I’m not going to go down the line and discuss what each marker of vitality could look like, but I’ll start with the first one because our churches can’t seem to get past the conversation on what worship should look like.
One of the markers of a vital congregation is inviting and inspiring worship. Does that mean ‘contemporary’ worship songs? [Editorial note: And I don’t mean The Faith We Sing, because those songs are at least 20 years old]. Does that mean we look more emergent and have someone live painting during the service? Do we stop signing hymns and get rid of bulletins and get screens that we don’t know where to put because our sanctuaries weren’t designed for them? What’s inviting and inspiring if we just change the aesthetic? Our worship gatherings have to be more than the music and beautiful slides and altar displays.
We have our mandate: To make disciples of Jesus Christ for the transformation of the world. How we go about that shouldn’t necessarily start with getting rid of the organist. Maybe it can start with prayer and listening for: How is our congregation joining Jesus in fulfilling his mission of advancing the Kingdom of God? Where is the spirit already moving?
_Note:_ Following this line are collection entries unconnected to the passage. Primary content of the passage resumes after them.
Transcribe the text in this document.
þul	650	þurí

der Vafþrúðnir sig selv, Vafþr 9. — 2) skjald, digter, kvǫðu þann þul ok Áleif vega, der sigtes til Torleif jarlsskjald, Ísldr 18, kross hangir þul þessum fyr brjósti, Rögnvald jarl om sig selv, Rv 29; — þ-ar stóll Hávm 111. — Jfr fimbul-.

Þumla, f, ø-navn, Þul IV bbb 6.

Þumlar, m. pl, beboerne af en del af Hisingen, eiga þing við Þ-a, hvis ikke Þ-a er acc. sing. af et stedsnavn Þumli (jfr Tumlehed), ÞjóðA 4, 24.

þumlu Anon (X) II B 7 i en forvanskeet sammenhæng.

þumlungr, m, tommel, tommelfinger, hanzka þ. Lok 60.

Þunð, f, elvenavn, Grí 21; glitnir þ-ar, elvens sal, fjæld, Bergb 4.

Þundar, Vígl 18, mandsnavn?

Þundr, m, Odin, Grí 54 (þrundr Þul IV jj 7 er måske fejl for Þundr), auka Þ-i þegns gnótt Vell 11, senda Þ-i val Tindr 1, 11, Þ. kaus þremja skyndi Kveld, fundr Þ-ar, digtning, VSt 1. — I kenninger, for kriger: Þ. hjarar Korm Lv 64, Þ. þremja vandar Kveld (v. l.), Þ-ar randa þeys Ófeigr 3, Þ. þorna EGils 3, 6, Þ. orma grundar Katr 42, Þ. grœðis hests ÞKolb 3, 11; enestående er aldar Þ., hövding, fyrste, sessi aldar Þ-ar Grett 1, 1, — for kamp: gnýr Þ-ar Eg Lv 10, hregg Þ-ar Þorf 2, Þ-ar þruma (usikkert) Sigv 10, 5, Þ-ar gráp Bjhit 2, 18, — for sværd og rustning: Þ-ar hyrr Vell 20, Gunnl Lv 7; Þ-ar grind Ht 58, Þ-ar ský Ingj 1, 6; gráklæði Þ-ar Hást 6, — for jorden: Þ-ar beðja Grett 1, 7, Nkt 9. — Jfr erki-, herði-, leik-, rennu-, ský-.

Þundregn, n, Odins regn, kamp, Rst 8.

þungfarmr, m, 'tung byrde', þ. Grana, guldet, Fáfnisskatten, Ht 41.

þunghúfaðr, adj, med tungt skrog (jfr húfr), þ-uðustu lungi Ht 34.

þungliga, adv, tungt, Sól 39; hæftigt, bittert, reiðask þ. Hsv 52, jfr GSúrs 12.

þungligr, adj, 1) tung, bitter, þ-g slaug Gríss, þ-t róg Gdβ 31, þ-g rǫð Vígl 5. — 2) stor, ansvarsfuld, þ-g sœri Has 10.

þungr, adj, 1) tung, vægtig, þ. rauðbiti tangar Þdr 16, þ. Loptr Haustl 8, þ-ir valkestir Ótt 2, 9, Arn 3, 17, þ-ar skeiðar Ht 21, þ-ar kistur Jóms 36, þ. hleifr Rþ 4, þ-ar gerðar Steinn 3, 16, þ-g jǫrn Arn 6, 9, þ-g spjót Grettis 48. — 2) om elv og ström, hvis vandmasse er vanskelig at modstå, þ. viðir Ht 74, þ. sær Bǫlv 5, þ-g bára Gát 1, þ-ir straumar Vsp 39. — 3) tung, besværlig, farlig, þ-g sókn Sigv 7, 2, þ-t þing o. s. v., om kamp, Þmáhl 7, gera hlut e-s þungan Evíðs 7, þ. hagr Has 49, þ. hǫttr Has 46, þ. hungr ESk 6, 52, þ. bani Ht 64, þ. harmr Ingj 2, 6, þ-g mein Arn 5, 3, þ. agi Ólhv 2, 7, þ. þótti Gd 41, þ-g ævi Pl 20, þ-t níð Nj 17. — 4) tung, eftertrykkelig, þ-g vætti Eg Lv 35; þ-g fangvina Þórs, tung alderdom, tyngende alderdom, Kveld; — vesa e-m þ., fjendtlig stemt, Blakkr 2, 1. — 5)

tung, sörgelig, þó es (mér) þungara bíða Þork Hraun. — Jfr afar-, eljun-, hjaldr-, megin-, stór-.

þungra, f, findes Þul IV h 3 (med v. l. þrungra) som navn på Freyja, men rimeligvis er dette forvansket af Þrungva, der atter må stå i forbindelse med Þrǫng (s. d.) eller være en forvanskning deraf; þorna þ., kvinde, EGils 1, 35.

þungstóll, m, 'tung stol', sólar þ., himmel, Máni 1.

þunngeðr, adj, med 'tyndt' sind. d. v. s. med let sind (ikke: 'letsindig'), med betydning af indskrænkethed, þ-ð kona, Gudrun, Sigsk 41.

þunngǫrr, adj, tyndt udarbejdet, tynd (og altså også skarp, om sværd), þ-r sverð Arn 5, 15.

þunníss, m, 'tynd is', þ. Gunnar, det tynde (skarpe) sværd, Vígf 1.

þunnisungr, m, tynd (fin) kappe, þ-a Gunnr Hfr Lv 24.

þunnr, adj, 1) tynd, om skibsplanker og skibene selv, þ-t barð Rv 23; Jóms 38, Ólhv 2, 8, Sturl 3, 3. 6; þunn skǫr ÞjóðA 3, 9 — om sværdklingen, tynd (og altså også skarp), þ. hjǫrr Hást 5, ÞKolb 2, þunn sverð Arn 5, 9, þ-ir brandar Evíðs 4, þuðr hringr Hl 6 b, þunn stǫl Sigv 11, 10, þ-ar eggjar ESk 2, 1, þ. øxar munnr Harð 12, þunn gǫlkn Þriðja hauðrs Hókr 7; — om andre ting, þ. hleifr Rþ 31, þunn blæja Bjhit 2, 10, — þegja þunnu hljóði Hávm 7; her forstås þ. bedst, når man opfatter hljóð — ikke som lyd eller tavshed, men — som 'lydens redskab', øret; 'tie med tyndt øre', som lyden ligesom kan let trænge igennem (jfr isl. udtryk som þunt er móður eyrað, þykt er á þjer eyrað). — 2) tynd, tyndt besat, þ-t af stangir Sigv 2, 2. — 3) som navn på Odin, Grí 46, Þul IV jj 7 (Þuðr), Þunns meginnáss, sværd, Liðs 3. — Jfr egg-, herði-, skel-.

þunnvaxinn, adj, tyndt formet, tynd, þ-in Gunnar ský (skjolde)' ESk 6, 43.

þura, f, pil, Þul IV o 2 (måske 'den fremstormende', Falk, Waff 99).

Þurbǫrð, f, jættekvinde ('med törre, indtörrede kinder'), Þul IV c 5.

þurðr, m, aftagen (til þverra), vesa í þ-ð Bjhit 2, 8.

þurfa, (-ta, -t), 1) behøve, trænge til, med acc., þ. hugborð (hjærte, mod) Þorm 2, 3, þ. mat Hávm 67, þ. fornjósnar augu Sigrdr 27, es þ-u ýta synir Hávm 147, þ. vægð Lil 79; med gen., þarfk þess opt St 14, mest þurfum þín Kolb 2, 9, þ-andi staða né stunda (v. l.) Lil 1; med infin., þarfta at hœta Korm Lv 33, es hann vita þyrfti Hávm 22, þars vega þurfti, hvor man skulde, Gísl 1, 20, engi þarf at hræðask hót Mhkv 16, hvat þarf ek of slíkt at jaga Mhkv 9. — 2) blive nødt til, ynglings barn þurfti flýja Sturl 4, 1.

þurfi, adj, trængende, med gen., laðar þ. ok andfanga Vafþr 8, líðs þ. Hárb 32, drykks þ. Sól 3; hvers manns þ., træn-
It’s not going to be easy. It’s probably going to be painful, people will get hurt and our members might even leave. But we are not in the business of keeping the status quo or having merely the form of religion.
John Wesley was concerned about these same things even in his time, as he reflected:
I am not afraid that the people called Methodists should ever cease to exist either in Europe or America. But I am afraid lest they should only exist as a dead sect, having the form of religion without the power. And this undoubtedly will be the case unless they hold fast both the doctrine, spirit, and discipline with which they first set out.
May we venture forward, emboldened by the holy spirit and the grace of God.